WAYNE — For four Maine authors Maine is the setting for their work. On Friday, June 24, at Cary Memorial Library, poet Carol Bachofner, novelist Kevin C. Mills and local historians Fran Houston and Eleanor Richardson will discuss why.
The free event, running from 4 to 6 p.m., will include readings, a question-and-answer session and book signings. It will be moderated by Betsy Connor Bowen.
Bachofner, who grew up in York and returned to Maine after years of living in the arid climate of the California desert, has written two volumes of poetry: “Breakfast at the Brass Compass: Poems of Mid-coast Maine” and “I Write in the Greenhouse.”
Houston lives on Peak’s Island, which provided inspiration for her book of photographs and oral history, “For the Love of Peaks.” Born in New Jersey, she left at age 17 to travel across the country and to Europe. With a degree in electrical engineering, she practiced controls design for 10 years and then fell in love with and moved to Maine while dealing with a chronic illness. “’For the Love of Peaks’ is my way of giving back to a community that has healed me,” she writes.
Mills is an award-winning journalist at the Lewiston Sun Journal.
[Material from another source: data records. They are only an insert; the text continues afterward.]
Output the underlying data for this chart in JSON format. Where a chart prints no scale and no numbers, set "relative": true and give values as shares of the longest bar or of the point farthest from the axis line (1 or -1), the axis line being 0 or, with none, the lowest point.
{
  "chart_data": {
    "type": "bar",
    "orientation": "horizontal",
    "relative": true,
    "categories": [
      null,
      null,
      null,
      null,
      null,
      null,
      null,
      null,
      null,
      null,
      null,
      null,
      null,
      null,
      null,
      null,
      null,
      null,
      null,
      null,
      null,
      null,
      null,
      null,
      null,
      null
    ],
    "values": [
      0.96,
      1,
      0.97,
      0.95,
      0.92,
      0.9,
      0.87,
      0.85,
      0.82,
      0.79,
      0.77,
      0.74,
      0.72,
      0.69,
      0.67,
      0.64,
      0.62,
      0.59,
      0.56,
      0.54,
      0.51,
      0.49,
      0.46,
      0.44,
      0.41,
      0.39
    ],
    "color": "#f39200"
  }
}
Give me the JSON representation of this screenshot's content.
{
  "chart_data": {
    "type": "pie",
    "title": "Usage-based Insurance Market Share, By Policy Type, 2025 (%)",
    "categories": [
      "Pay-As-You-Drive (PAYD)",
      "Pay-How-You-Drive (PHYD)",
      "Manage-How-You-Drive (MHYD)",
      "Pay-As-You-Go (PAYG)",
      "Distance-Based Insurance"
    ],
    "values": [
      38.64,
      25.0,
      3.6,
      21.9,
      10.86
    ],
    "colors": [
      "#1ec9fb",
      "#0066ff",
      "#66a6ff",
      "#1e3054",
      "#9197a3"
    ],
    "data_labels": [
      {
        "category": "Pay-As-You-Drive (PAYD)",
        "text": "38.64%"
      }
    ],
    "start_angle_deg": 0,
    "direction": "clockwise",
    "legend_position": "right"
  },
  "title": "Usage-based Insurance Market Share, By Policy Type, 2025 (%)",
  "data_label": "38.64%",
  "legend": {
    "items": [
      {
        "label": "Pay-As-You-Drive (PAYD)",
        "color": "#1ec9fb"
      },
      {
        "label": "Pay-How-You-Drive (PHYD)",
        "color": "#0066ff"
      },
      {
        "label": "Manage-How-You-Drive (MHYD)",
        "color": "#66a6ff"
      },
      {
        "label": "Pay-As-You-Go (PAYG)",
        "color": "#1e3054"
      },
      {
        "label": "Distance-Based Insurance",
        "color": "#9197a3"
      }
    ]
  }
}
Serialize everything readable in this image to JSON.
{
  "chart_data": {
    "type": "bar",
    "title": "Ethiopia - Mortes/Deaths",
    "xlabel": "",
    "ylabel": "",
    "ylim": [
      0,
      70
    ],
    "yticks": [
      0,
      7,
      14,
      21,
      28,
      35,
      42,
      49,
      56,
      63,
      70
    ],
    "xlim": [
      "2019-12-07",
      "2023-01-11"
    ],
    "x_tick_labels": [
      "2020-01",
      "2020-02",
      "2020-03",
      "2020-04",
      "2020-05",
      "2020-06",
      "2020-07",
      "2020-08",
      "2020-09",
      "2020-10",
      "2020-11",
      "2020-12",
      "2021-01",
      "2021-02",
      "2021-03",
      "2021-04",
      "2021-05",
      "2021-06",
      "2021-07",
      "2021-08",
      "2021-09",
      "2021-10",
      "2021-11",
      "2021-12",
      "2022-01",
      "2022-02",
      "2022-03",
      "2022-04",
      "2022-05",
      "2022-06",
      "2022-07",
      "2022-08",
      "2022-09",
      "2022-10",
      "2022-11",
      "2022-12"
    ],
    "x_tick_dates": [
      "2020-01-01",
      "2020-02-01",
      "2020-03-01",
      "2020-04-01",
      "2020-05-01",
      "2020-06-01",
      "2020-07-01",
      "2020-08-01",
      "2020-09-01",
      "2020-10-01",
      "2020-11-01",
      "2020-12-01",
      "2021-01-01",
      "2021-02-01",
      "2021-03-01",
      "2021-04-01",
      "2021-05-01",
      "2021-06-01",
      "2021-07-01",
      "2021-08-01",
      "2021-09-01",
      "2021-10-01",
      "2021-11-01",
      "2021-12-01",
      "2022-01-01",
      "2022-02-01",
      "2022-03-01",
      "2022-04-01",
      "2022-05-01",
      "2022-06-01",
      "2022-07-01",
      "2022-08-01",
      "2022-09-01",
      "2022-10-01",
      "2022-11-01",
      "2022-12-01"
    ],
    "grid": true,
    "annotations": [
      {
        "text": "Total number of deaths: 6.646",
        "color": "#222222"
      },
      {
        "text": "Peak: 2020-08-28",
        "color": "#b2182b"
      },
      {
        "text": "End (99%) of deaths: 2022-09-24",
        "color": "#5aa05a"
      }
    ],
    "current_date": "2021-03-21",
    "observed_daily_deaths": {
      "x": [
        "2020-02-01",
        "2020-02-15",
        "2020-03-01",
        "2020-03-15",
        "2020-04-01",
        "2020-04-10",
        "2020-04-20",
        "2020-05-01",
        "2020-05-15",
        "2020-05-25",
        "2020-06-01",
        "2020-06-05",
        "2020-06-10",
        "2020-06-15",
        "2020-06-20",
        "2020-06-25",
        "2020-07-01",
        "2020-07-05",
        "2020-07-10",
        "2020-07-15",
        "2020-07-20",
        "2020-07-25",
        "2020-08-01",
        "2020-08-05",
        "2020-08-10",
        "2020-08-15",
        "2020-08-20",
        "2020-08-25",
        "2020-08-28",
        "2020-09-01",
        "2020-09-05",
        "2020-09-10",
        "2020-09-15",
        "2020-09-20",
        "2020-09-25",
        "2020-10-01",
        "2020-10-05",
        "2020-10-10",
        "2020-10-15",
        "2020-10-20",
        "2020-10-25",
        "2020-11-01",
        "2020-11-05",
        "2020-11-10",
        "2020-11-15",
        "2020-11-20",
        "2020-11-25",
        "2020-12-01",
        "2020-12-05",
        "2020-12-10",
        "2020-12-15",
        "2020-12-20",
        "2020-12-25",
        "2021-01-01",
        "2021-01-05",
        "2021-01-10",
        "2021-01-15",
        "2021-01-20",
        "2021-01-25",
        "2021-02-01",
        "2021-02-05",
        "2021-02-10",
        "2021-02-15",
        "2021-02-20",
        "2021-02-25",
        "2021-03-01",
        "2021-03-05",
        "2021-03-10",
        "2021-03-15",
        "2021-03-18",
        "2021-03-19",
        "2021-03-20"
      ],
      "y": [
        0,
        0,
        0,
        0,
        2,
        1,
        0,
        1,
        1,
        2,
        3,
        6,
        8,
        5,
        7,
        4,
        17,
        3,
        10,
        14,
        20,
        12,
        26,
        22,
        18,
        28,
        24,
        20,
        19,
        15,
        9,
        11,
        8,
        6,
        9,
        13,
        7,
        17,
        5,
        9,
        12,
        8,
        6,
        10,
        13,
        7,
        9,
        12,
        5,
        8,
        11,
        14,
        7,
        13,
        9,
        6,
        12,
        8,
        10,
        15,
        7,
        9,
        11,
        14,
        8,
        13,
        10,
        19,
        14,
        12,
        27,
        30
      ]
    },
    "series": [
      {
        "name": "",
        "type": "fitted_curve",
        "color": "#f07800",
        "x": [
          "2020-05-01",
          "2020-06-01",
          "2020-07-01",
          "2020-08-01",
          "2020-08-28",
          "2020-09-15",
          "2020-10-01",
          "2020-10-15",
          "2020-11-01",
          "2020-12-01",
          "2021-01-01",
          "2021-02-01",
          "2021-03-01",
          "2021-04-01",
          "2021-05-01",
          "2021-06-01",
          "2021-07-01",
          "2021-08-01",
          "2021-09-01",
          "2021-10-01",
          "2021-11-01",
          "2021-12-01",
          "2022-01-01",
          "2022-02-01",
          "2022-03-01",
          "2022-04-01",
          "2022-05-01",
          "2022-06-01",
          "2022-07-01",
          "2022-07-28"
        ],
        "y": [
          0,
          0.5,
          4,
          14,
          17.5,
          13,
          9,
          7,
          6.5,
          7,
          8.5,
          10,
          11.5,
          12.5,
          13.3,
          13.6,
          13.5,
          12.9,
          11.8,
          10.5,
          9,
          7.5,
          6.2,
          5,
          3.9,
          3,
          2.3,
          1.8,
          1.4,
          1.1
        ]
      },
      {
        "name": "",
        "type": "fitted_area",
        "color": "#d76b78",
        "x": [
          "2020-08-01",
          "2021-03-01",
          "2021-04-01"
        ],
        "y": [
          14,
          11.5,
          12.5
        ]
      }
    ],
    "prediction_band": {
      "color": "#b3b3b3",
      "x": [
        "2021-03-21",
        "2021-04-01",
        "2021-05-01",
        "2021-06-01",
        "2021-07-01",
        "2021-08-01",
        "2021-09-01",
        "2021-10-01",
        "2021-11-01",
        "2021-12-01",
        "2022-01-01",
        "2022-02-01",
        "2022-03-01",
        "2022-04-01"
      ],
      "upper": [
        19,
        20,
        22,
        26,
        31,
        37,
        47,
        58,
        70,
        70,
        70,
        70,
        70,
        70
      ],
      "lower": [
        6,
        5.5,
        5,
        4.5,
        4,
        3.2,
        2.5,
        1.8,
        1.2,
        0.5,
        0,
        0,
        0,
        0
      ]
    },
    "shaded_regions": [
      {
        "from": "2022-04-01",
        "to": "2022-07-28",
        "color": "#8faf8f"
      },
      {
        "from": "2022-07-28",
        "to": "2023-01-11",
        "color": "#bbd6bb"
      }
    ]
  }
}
He has written two books: a novel, “Sons and Daughters of the Ocean” and a nonfiction work, “Sidelined.” His novel is based loosely on his family maritime history. “Sidelined “is an off-beat look at his misadventures during a sports journalism career with some of New England’s top newspapers.
Richardson has summered in North Haven since she was 2, and, in 1992, traveled around in a rowboat gathering stories from 90 families for North Haven Summers. The collection of stories was reprinted in 2009. In 2002, she and her husband, Peter, retired in Rockland, in a house built by his great-grandfather. Exploring her new neighborhood, she dug up some history as well as inspiration for writing “Mechanic Street: Uncovering the History of a Maine Neighborhood.”
Bowen began writing her debut novel, “Spring Bear,” set in the imaginary woods town of Soper’s Mills, just after she discovered a house beside a lake in central Maine. She published it after she and her husband retired to live there. It won a 2009 Maine Literary Award.